# Contractor reccomendation : Install cricket...



## Alan (Apr 12, 2006)

Upon getting a bid for the siding repair on this house we're purchasing, one of the contractors (aside from giving us an 83,000 dollar bid for siding) recommends installing a cricket at the butterfly joint in the roofs. (garage roof eave tied into house roof eave to create a covered walkway into the house.

Can someone explain to me what a 'cricket' is and how one would 'install' one and if it is even a DIY project?

Thanks,

-Alan


----------



## plumberinlaw (Feb 22, 2010)

83,000 dollars is a lot of siding, The only cricket I am familiar with in roofing is where the slope of the roof meets an obstruction like a chimney they build a small structure from the chimney to the roof to keep water from getting trapped behind chimney. there may be other kinds of crickets but I am not a roofer or nailbanger


----------



## Scuba_Dave (Jan 16, 2009)

Chimney cricket:


----------



## jlhaslip (Dec 31, 2009)

Sometimes called a 'saddle'.


----------



## Alan (Apr 12, 2006)

Basically it's to keep water from sitting on the back side of the chimney then?

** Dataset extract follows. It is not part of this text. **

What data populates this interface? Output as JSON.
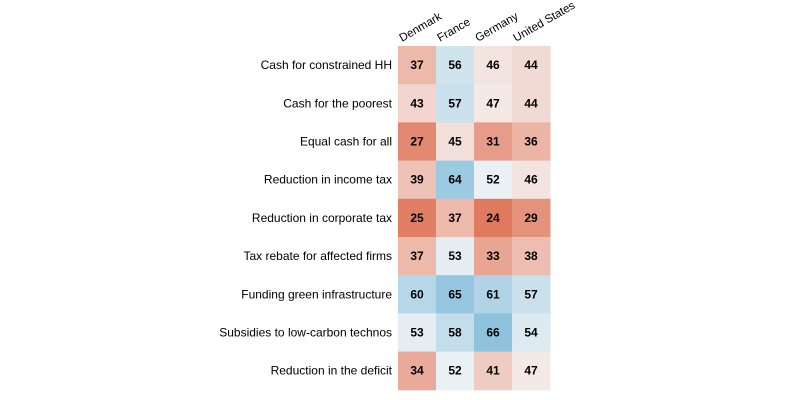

They must be custom made then i'm assuming?


----------



## Scuba_Dave (Jan 16, 2009)

Yes, to keep water, leaves, snow & other debris from building up
This prevents leaks
Each one is is custom made for the chimney - as far as I know


----------



## tpolk (Nov 7, 2009)

thats a nice cricket- yours dave?


----------



## Scuba_Dave (Jan 16, 2009)

No, not mine - off the web


----------



## Alan (Apr 12, 2006)

My 'butterfly joint' is probably 30' long at least. :huh:

I'm assuming something like this will have to be made out of lumber. Is this something a roofer would do, or better to hire a contractor to frame it and then get a roofer to come in after?


----------



## BamBamm5144 (Oct 6, 2009)

Depending on the skill of the roofer, he may be able to frame it on and do both. However, if it is large, I would hire a carpenter to do the framing and a roofer to do the roofing.


----------